I think the main benefits of this are:

  • it moves your implementation further away from the core APIs, in case they drift
  • it benefits Model Library Format, as it would help to identify any shortcomings with the format (e.g. if it’s missing something you’d like, I think we should just add it).
  • if you decide to use the generic microTVM autotuning driver (e.g. from PR 7545) later on, you’ll need to make some Project API impl (even if it just shells out to X-Cube to do the actual generation). your Project API impl will receive the model in Model Library Format.

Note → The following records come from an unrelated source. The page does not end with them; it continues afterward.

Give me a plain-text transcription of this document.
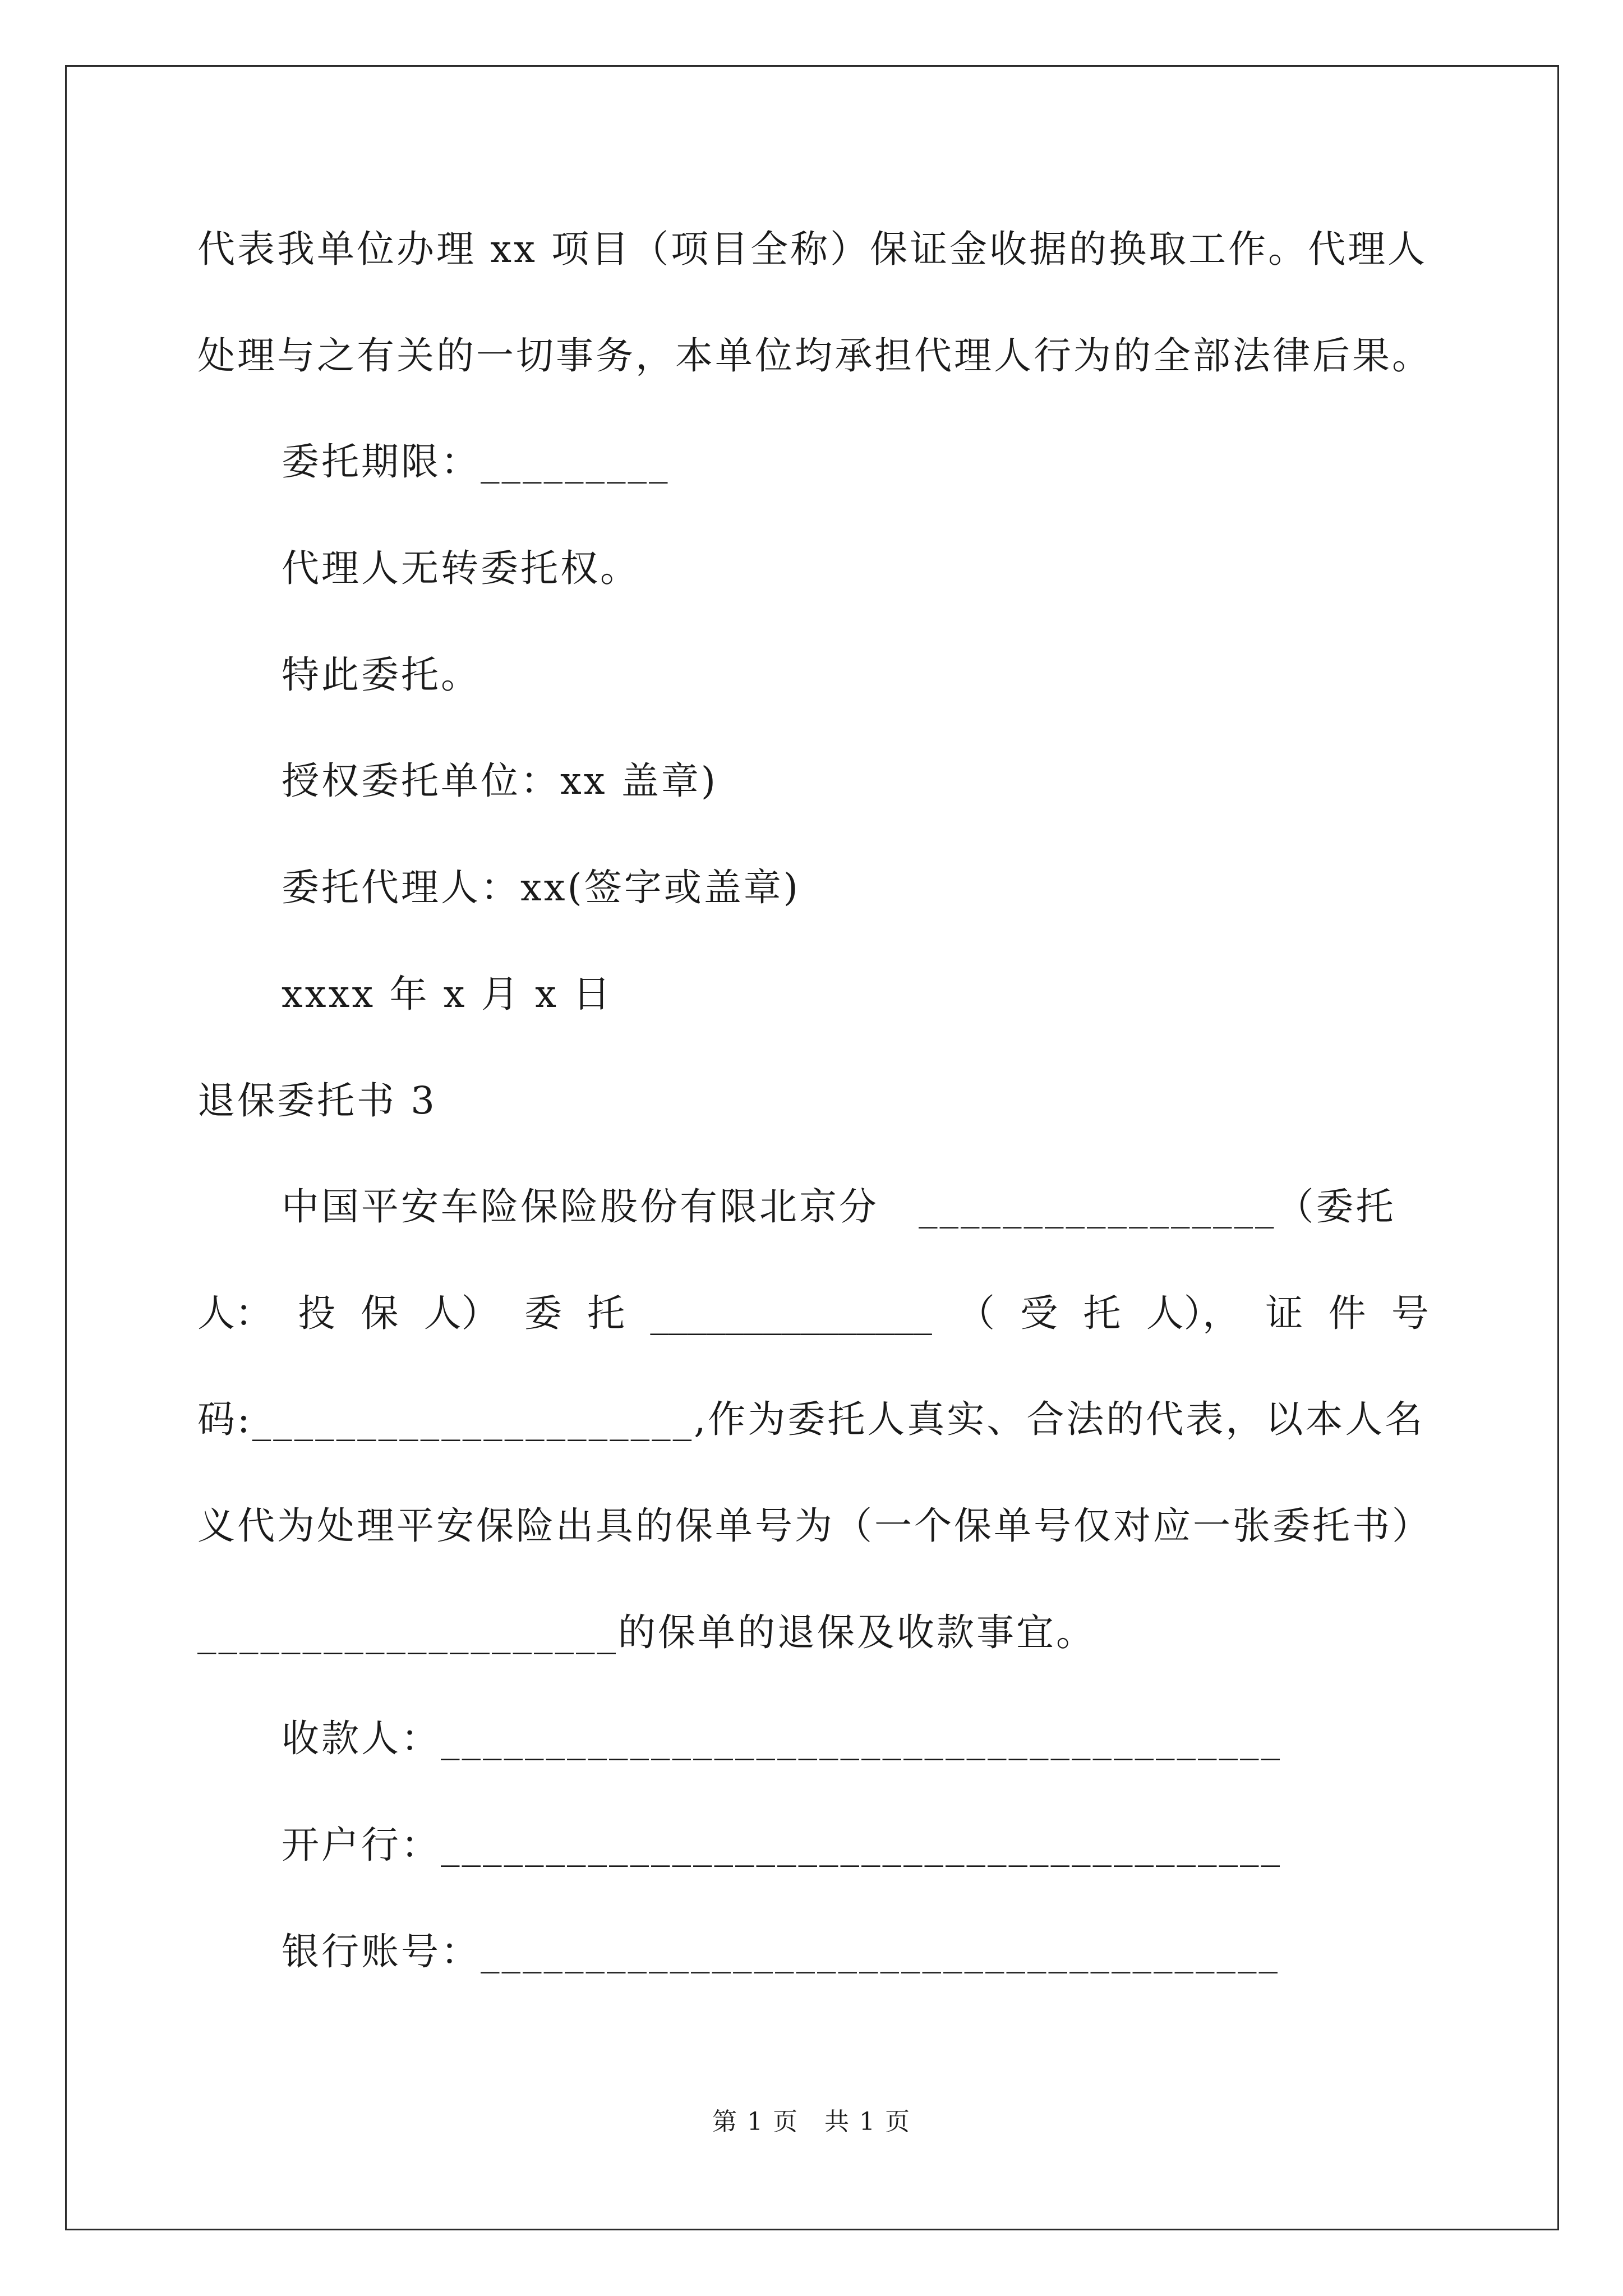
代表我单位办理 xx 项目（项目全称）保证金收据的换取工作。代理人
处理与之有关的一切事务，本单位均承担代理人行为的全部法律后果。
委托期限：_________
代理人无转委托权。
特此委托。
授权委托单位：xx 盖章)
委托代理人：xx(签字或盖章)
xxxx 年 x 月 x 日
退保委托书 3
中国平安车险保险股份有限北京分　_________________（委托
人： 投 保 人） 委 托 _______________ （ 受 托 人）， 证 件 号
码:_____________________,作为委托人真实、合法的代表，以本人名
义代为处理平安保险出具的保单号为（一个保单号仅对应一张委托书）
____________________的保单的退保及收款事宜。
收款人：________________________________________
开户行：________________________________________
银行账号：______________________________________
第 1 页　共 1 页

So, this should help simplify this effort, as by this point you’d already have a project generator to start from which takes the same input given to you in autotuning.
  • finally, as we move on to Piece #2 (reworking C APIs to align with your X-Cube APIs), I suspect that having the same data available to all project generators will make that task easier to accomplish.

I think you could either place your code-generator in apps/microtvm/stm32 or in python/tvm/micro/contrib/stm32, even though it won’t look anything like python/tvm/micro/contrib/zephyr.py (we’ll move that into a Project API impl in apps/microtvm/zephyr shortly).

Yes, we intend to use the AutoTuning. We have not looked at it closely, yet. I had made it work in our environment with your old microTVM - the host driven AutoTuning. That worked well, by the way. I am speculating here but we may not support user AutoTuning in the CubeAI - we probably will opt for building our AotuTuning database and make it accessible to the TVM via a git repository.

Glad to hear this worked well. I think I’m also unsure as to whether autotuning would be an SoC vendor thing or an end-user thing. I’d still like to improve the autotuning infrastructure to make it easier to use–that benefits everyone. And, I think there could be potential situations where an end-user may want to try it, although I don’t have any specific known cases yet.

Basically, yes - it allows the application to not hardcode the quantization information but get it from the model.

Thanks for this clarification, that’s really helpful!

Let me know if this makes sense!

-Andrew